Malicious PyPI Packages Detected: Stealing Keystrokes and Hijacking Accounts

Cybersecurity researchers from Fortinet FortiGuard Labs have identified two malicious packages—zebo and cometlogger—on the Python Package Index (PyPI). Before being taken down, these packages were downloaded 118 and 164 times, primarily in the United States, China, Russia, and India.

Key Findings

Zebo

• Purpose: Surveillance, data theft, and system control.
• Techniques: Obfuscation with hex-encoded strings to hide its command-and-control (C2) server URL. Uses the pynput library for keystroke logging and ImageGrab to capture hourly screenshots, which are uploaded to ImgBB. Creates persistence by adding a batch script to the Windows Startup folder.

Cometlogger

• Purpose: Data exfiltration on a wider scale.
• Capabilities: Steals cookies, passwords, tokens, and account details from platforms like Discord, Instagram, TikTok, and Steam.

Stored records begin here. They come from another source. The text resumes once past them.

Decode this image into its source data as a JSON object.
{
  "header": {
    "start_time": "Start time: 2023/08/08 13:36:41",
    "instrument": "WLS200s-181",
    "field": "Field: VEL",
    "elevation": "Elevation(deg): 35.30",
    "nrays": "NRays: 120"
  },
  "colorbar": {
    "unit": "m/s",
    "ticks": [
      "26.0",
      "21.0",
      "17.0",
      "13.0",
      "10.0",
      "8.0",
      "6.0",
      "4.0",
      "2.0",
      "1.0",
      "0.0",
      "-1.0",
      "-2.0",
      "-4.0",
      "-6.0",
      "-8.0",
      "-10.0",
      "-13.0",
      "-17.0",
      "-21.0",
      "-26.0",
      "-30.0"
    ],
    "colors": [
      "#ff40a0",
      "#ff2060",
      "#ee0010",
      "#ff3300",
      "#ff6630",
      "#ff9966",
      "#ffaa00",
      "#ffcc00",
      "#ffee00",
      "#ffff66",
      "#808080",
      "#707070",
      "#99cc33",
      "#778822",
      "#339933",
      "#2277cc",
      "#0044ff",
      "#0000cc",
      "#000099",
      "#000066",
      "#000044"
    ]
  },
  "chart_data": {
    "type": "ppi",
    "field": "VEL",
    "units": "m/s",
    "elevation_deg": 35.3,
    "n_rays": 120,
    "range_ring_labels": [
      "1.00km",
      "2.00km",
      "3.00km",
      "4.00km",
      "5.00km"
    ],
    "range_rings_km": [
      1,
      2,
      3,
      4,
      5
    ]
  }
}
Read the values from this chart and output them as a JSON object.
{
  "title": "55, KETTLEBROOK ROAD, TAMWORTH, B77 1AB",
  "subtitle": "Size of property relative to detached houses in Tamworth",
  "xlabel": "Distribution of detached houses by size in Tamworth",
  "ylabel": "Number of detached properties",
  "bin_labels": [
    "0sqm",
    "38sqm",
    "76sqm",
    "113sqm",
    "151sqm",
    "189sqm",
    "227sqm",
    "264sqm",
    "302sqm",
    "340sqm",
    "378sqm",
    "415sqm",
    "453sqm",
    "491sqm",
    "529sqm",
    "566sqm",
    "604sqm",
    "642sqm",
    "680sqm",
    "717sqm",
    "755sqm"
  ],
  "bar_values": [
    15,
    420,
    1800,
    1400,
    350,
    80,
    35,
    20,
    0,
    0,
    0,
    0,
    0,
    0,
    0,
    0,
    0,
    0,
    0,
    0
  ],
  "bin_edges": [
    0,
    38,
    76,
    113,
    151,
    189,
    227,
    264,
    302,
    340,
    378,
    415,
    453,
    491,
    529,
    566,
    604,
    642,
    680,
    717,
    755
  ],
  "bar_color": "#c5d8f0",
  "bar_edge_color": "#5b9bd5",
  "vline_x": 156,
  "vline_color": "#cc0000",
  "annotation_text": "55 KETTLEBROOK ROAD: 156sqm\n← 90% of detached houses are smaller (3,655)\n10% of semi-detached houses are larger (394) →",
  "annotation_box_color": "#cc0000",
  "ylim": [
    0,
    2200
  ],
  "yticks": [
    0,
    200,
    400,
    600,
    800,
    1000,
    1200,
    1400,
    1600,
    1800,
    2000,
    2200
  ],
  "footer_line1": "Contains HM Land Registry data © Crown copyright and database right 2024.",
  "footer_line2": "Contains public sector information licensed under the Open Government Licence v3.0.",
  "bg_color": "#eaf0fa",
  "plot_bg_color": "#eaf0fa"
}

Collects system metadata, Wi-Fi details, clipboard content, and running process information. Bypasses detection with anti-virtual machine checks and forcibly terminates browser processes to access files without restriction. Asynchronously executes tasks for high-speed data theft.

Recommendations

• Avoid downloading and executing scripts from unverified sources.
• Scrutinize the code of any third-party packages before use.
• Regularly monitor systems for unusual behavior and unauthorized access attempts.

This incident highlights the importance of vigilance when using open-source repositories. The growing sophistication of malicious packages calls for enhanced security practices and awareness.